Not only does Marvel denigrate Palestinians, but this is a common occurrence in movies and television. In his book Reel Bad Arabs, Jack Shaheen observes that just 12 Arab characters appeared in good parts out of the staggering 935 bad depictions in the hundreds of movies analyzed between 1986 and 2000. In more recent times, programs like Tehran on Apple TV and Fauda and the Spy on Netflix portray Israelis as heroes while portraying Palestinians and other Middle Easterners as violent criminals.
Marvel would feature the tale of a Palestinian superhero defending Arab children from Israeli missiles striking a Palestinian school or hospital alongside the brave tales of Sabra if they actually desired to be politically neutral. Of course, the notion appears implausible.
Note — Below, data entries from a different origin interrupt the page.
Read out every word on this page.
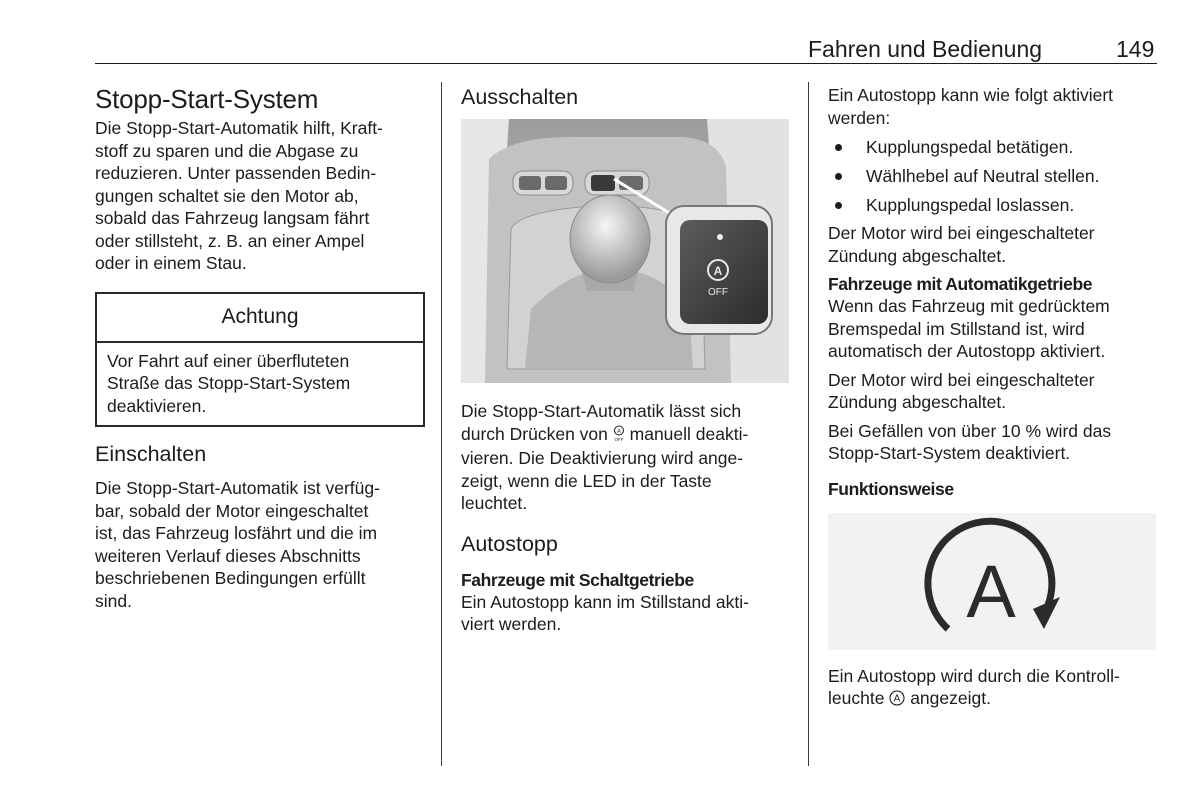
Fahren und Bedienung	149
Stopp-Start-System

Die Stopp-Start-Automatik hilft, Kraft-
stoff zu sparen und die Abgase zu
reduzieren. Unter passenden Bedin-
gungen schaltet sie den Motor ab,
sobald das Fahrzeug langsam fährt
oder stillsteht, z. B. an einer Ampel
oder in einem Stau.

Achtung

Vor Fahrt auf einer überfluteten
Straße das Stopp-Start-System
deaktivieren.

Einschalten

Die Stopp-Start-Automatik ist verfüg-
bar, sobald der Motor eingeschaltet
ist, das Fahrzeug losfährt und die im
weiteren Verlauf dieses Abschnitts
beschriebenen Bedingungen erfüllt
sind.

Ausschalten
A
OFF

Die Stopp-Start-Automatik lässt sich
durch Drücken von A
OFF manuell deakti-
vieren. Die Deaktivierung wird ange-
zeigt, wenn die LED in der Taste
leuchtet.

Autostopp
Fahrzeuge mit Schaltgetriebe

Ein Autostopp kann im Stillstand akti-
viert werden.

Ein Autostopp kann wie folgt aktiviert
werden:

Kupplungspedal betätigen.
Wählhebel auf Neutral stellen.
Kupplungspedal loslassen.

Der Motor wird bei eingeschalteter
Zündung abgeschaltet.

Fahrzeuge mit Automatikgetriebe

Wenn das Fahrzeug mit gedrücktem
Bremspedal im Stillstand ist, wird
automatisch der Autostopp aktiviert.

Der Motor wird bei eingeschalteter
Zündung abgeschaltet.

Bei Gefällen von über 10 % wird das
Stopp-Start-System deaktiviert.

Funktionsweise
A

Ein Autostopp wird durch die Kontroll-
leuchte A angezeigt.
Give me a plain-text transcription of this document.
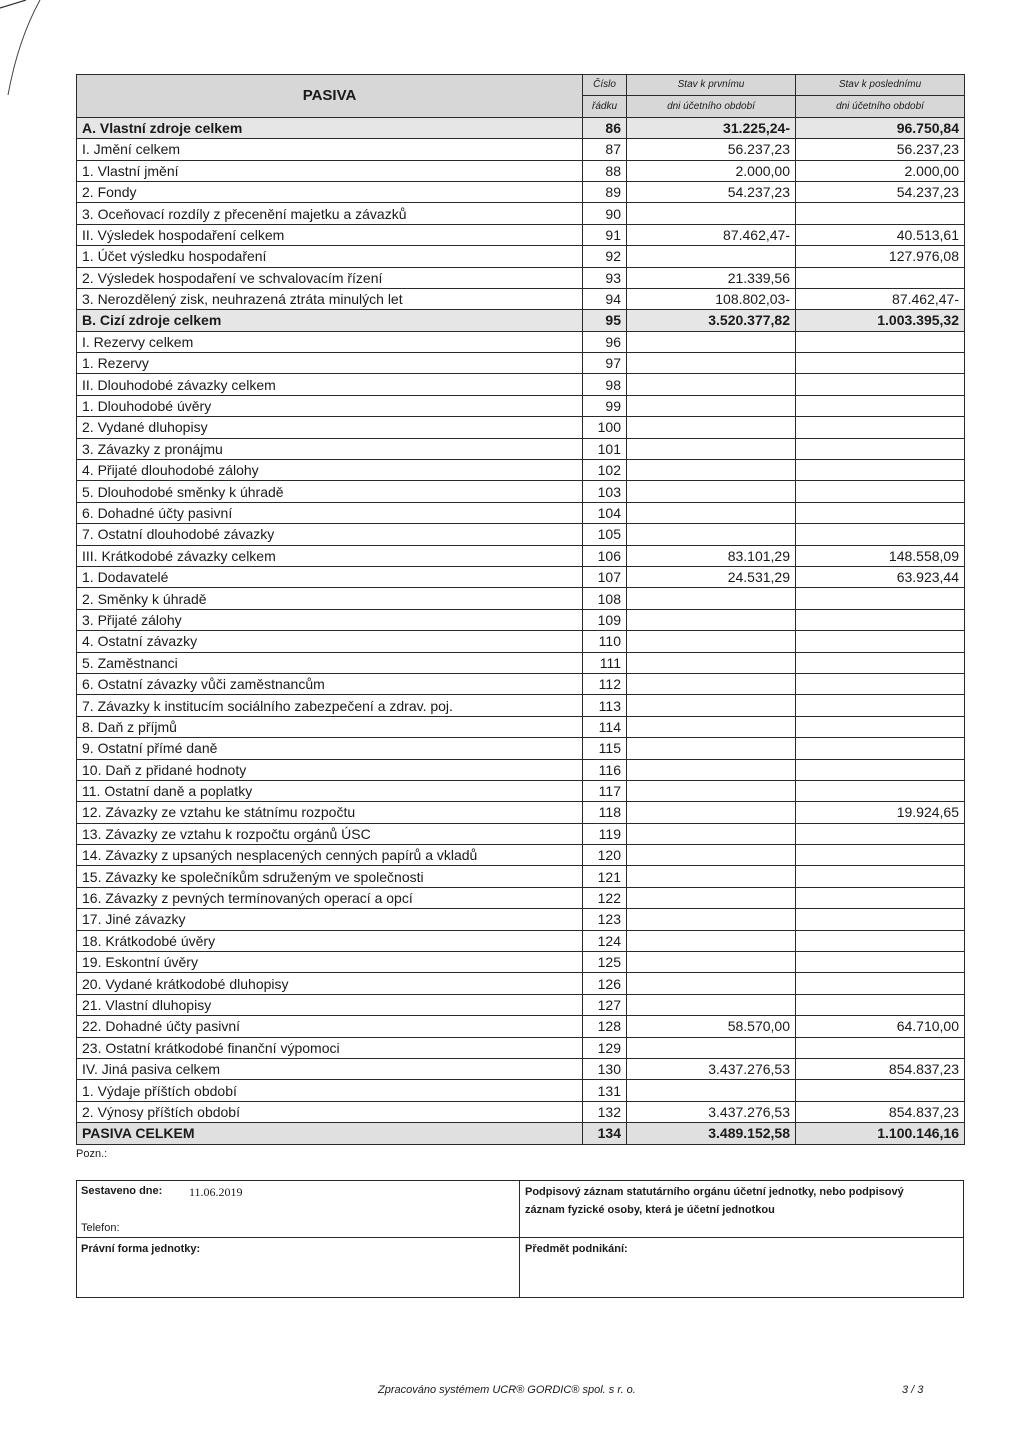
PASIVA	Číslo	Stav k prvnímu	Stav k poslednímu
	řádku	dni účetního období	dni účetního období
A. Vlastní zdroje celkem	86	31.225,24-	96.750,84
I. Jmění celkem	87	56.237,23	56.237,23
1. Vlastní jmění	88	2.000,00	2.000,00
2. Fondy	89	54.237,23	54.237,23
3. Oceňovací rozdíly z přecenění majetku a závazků	90		
II. Výsledek hospodaření celkem	91	87.462,47-	40.513,61
1. Účet výsledku hospodaření	92		127.976,08
2. Výsledek hospodaření ve schvalovacím řízení	93	21.339,56	
3. Nerozdělený zisk, neuhrazená ztráta minulých let	94	108.802,03-	87.462,47-
B. Cizí zdroje celkem	95	3.520.377,82	1.003.395,32
I. Rezervy celkem	96		
1. Rezervy	97		
II. Dlouhodobé závazky celkem	98		
1. Dlouhodobé úvěry	99		
2. Vydané dluhopisy	100		
3. Závazky z pronájmu	101		
4. Přijaté dlouhodobé zálohy	102		
5. Dlouhodobé směnky k úhradě	103		
6. Dohadné účty pasivní	104		
7. Ostatní dlouhodobé závazky	105		
III. Krátkodobé závazky celkem	106	83.101,29	148.558,09
1. Dodavatelé	107	24.531,29	63.923,44
2. Směnky k úhradě	108		
3. Přijaté zálohy	109		
4. Ostatní závazky	110		
5. Zaměstnanci	111		
6. Ostatní závazky vůči zaměstnancům	112		
7. Závazky k institucím sociálního zabezpečení a zdrav. poj.	113		
8. Daň z příjmů	114		
9. Ostatní přímé daně	115		
10. Daň z přidané hodnoty	116		
11. Ostatní daně a poplatky	117		
12. Závazky ze vztahu ke státnímu rozpočtu	118		19.924,65
13. Závazky ze vztahu k rozpočtu orgánů ÚSC	119		
14. Závazky z upsaných nesplacených cenných papírů a vkladů	120		
15. Závazky ke společníkům sdruženým ve společnosti	121		
16. Závazky z pevných termínovaných operací a opcí	122		
17. Jiné závazky	123		
18. Krátkodobé úvěry	124		
19. Eskontní úvěry	125		
20. Vydané krátkodobé dluhopisy	126		
21. Vlastní dluhopisy	127		
22. Dohadné účty pasivní	128	58.570,00	64.710,00
23. Ostatní krátkodobé finanční výpomoci	129		
IV. Jiná pasiva celkem	130	3.437.276,53	854.837,23
1. Výdaje příštích období	131		
2. Výnosy příštích období	132	3.437.276,53	854.837,23
PASIVA CELKEM	134	3.489.152,58	1.100.146,16
Pozn.:
Sestaveno dne: 11.06.2019
Telefon:
Právní forma jednotky:
Podpisový záznam statutárního orgánu účetní jednotky, nebo podpisový
záznam fyzické osoby, která je účetní jednotkou
Předmět podnikání:
Zpracováno systémem UCR® GORDIC® spol. s r. o.	3 / 3
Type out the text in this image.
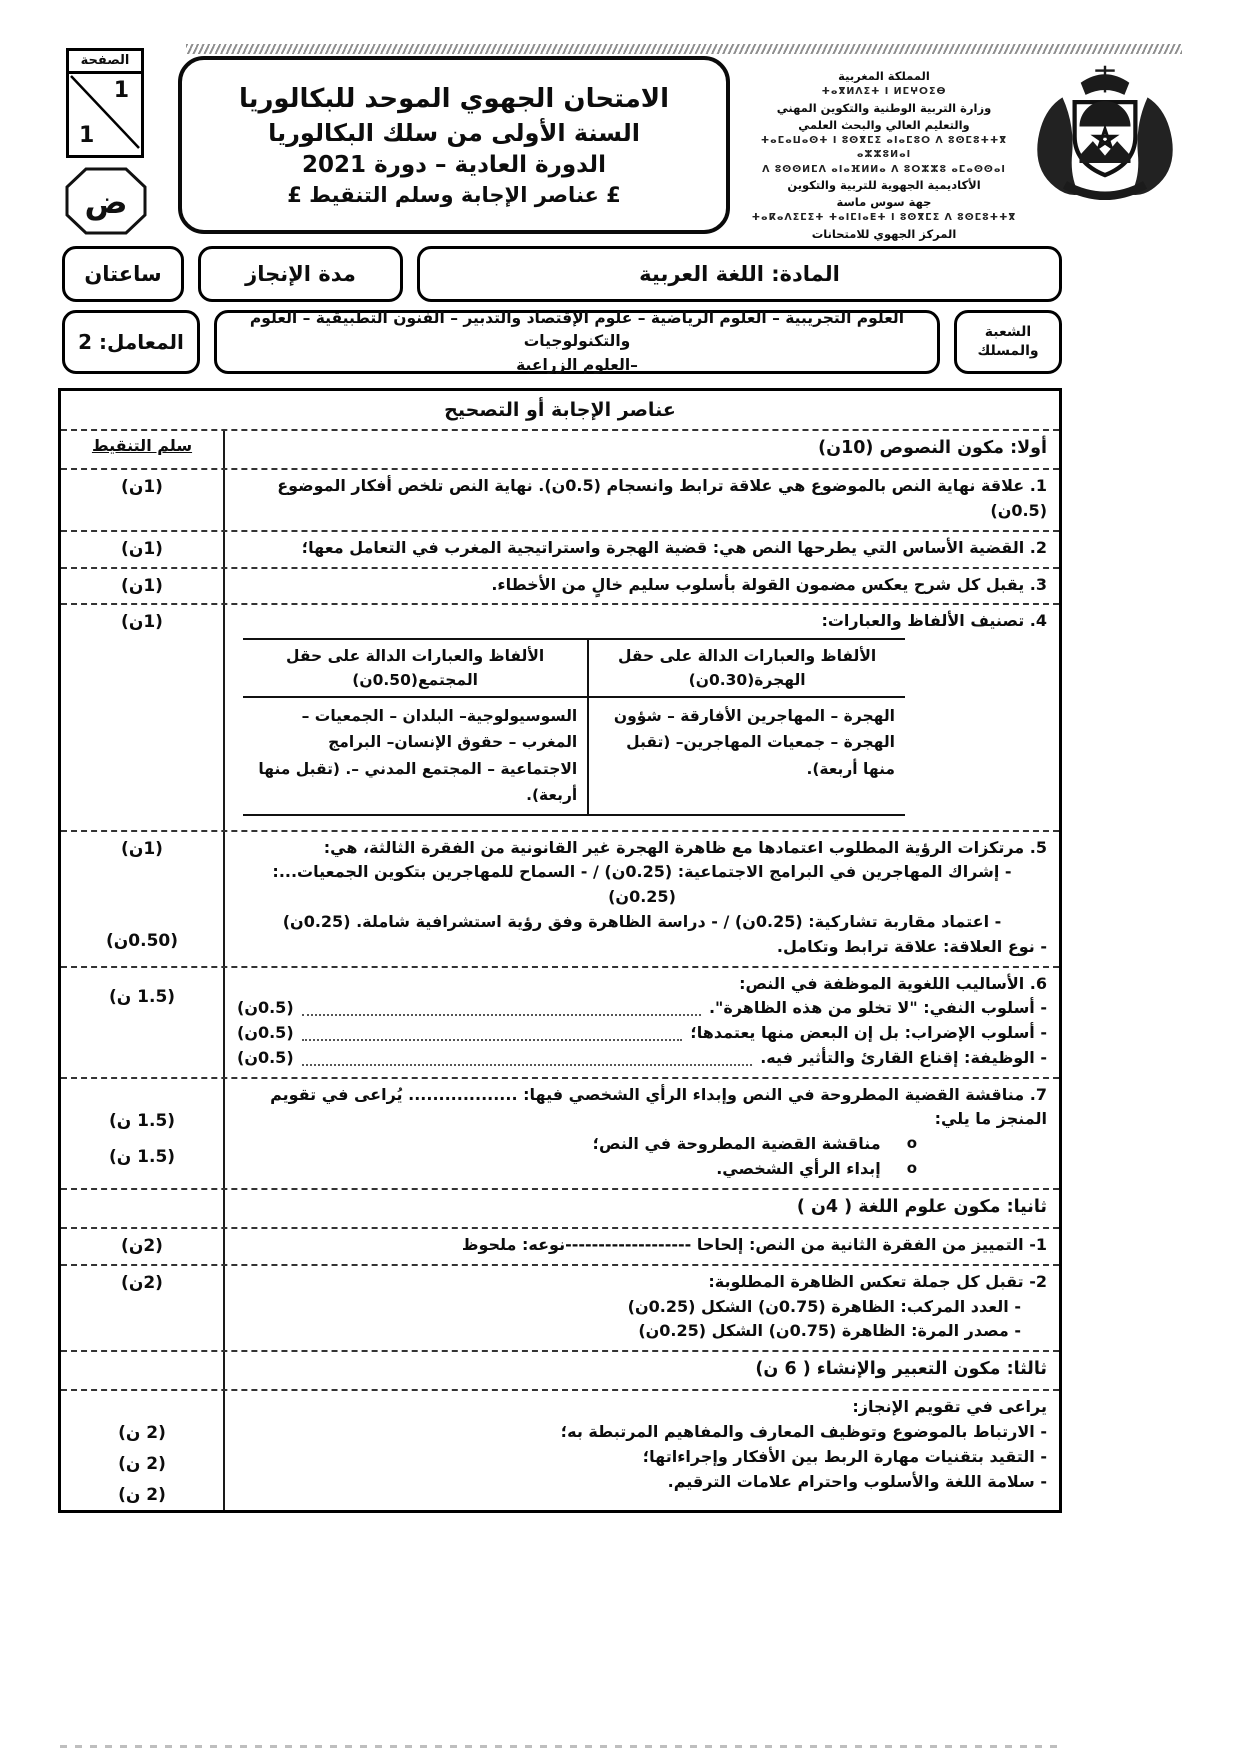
الصفحة
1
1
ض
الامتحان الجهوي الموحد للبكالوريا
السنة الأولى من سلك البكالوريا
الدورة العادية – دورة 2021
£ عناصر الإجابة وسلم التنقيط £
المملكة المغربية
ⵜⴰⴳⵍⴷⵉⵜ ⵏ ⵍⵎⵖⵔⵉⴱ
وزارة التربية الوطنية والتكوين المهني
والتعليم العالي والبحث العلمي
ⵜⴰⵎⴰⵡⴰⵙⵜ ⵏ ⵓⵙⴳⵎⵉ ⴰⵏⴰⵎⵓⵔ ⴷ ⵓⵙⵎⵓⵜⵜⴳ ⴰⵣⵣⵓⵍⴰⵏ
ⴷ ⵓⵙⵙⵍⵎⴷ ⴰⵏⴰⴼⵍⵍⴰ ⴷ ⵓⵔⵣⵣⵓ ⴰⵎⴰⵙⵙⴰⵏ
الأكاديمية الجهوية للتربية والتكوين
جهة سوس ماسة
ⵜⴰⴽⴰⴷⵉⵎⵉⵜ ⵜⴰⵏⵎⵏⴰⴹⵜ ⵏ ⵓⵙⴳⵎⵉ ⴷ ⵓⵙⵎⵓⵜⵜⴳ
المركز الجهوي للامتحانات
المادة: اللغة العربية
مدة الإنجاز
ساعتان
الشعبة
والمسلك
العلوم التجريبية – العلوم الرياضية – علوم الإقتصاد والتدبير – الفنون التطبيقية – العلوم والتكنولوجيات
–العلوم الزراعية
المعامل: 2
عناصر الإجابة أو التصحيح
أولا: مكون النصوص (10ن)
سلم التنقيط
1. علاقة نهاية النص بالموضوع هي علاقة ترابط وانسجام (0.5ن). نهاية النص تلخص أفكار الموضوع (0.5ن)
(1ن)
2. القضية الأساس التي يطرحها النص هي: قضية الهجرة واستراتيجية المغرب في التعامل معها؛
(1ن)
3. يقبل كل شرح يعكس مضمون القولة بأسلوب سليم خالٍ من الأخطاء.
(1ن)
4. تصنيف الألفاظ والعبارات:
الألفاظ والعبارات الدالة على حقل الهجرة(0.30ن)
الألفاظ والعبارات الدالة على حقل المجتمع(0.50ن)
الهجرة – المهاجرين الأفارقة – شؤون الهجرة – جمعيات المهاجرين– (تقبل منها أربعة).
السوسيولوجية– البلدان – الجمعيات – المغرب – حقوق الإنسان– البرامج الاجتماعية – المجتمع المدني –. (تقبل منها أربعة).
(1ن)
5. مرتكزات الرؤية المطلوب اعتمادها مع ظاهرة الهجرة غير القانونية من الفقرة الثالثة، هي:
- إشراك المهاجرين في البرامج الاجتماعية: (0.25ن) / - السماح للمهاجرين بتكوين الجمعيات...: (0.25ن)
- اعتماد مقاربة تشاركية: (0.25ن) / - دراسة الظاهرة وفق رؤية استشرافية شاملة. (0.25ن)
- نوع العلاقة: علاقة ترابط وتكامل.
(1ن)
(0.50ن)
6. الأساليب اللغوية الموظفة في النص:
- أسلوب النفي: "لا تخلو من هذه الظاهرة".
(0.5ن)
- أسلوب الإضراب: بل إن البعض منها يعتمدها؛
(0.5ن)
- الوظيفة: إقناع القارئ والتأثير فيه.
(0.5ن)
(1.5 ن)
7. مناقشة القضية المطروحة في النص وإبداء الرأي الشخصي فيها: .................. يُراعى في تقويم المنجز ما يلي:
o
مناقشة القضية المطروحة في النص؛
o
إبداء الرأي الشخصي.
(1.5 ن)
(1.5 ن)
ثانيا: مكون علوم اللغة ( 4ن )
1- التمييز من الفقرة الثانية من النص: إلحاحا -------------------نوعه: ملحوظ
(2ن)
2- تقبل كل جملة تعكس الظاهرة المطلوبة:
- العدد المركب: الظاهرة (0.75ن) الشكل (0.25ن)
- مصدر المرة: الظاهرة (0.75ن) الشكل (0.25ن)
(2ن)
ثالثا: مكون التعبير والإنشاء ( 6 ن)
يراعى في تقويم الإنجاز:
- الارتباط بالموضوع وتوظيف المعارف والمفاهيم المرتبطة به؛
- التقيد بتقنيات مهارة الربط بين الأفكار وإجراءاتها؛
- سلامة اللغة والأسلوب واحترام علامات الترقيم.
(2 ن)
(2 ن)
(2 ن)
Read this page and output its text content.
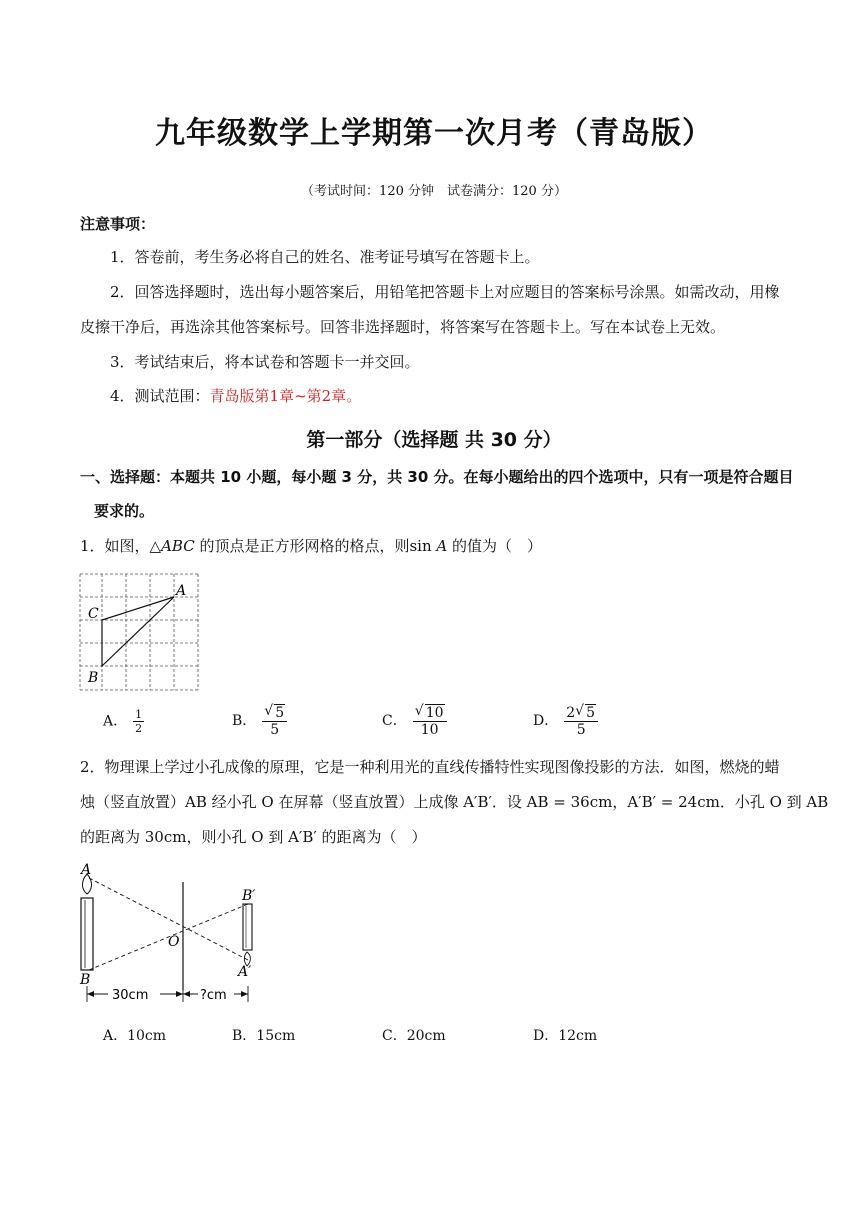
九年级数学上学期第一次月考（青岛版）
（考试时间：120 分钟　试卷满分：120 分）
注意事项：
1．答卷前，考生务必将自己的姓名、准考证号填写在答题卡上。
2．回答选择题时，选出每小题答案后，用铅笔把答题卡上对应题目的答案标号涂黑。如需改动，用橡
皮擦干净后，再选涂其他答案标号。回答非选择题时，将答案写在答题卡上。写在本试卷上无效。
3．考试结束后，将本试卷和答题卡一并交回。
4．测试范围：青岛版第1章~第2章。
第一部分（选择题 共 30 分）
一、选择题：本题共 10 小题，每小题 3 分，共 30 分。在每小题给出的四个选项中，只有一项是符合题目
要求的。
1．如图，△ABC 的顶点是正方形网格的格点，则sin A 的值为（　）
A
C
B
A． $\frac{1}{2}$	B． $\frac{√ 5}{5}$	C． $\frac{√ 10}{10}$	D． $\frac{2 √ 5}{5}$
2．物理课上学过小孔成像的原理，它是一种利用光的直线传播特性实现图像投影的方法．如图，燃烧的蜡
烛（竖直放置）AB 经小孔 O 在屏幕（竖直放置）上成像 A′B′．设 AB = 36cm，A′B′ = 24cm．小孔 O 到 AB
的距离为 30cm，则小孔 O 到 A′B′ 的距离为（　）
30cm	?cm
A
B
O
B′
A′
A．10cm	B．15cm	C．20cm	D．12cm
Outside of fiction, any Palestinian who tries to defend themselves—even without using force—is frequently accused of being a terrorist. Despite the CIA finding no evidence to support this claim, Israeli soldiers searched and shut down seven Palestinian human rights organizations last month after branding them as financial fronts for terrorists.
The concept of a Jewish superhero is fantastic. I can picture a scenario where Ms. Marvel, the first Muslim heroine in the Marvel universe, teams up with a proud Jewish hero. Coexistence would be that. That’s development. A superhero who fights Arabs while having a direct connection to Israeli soldiers isn’t.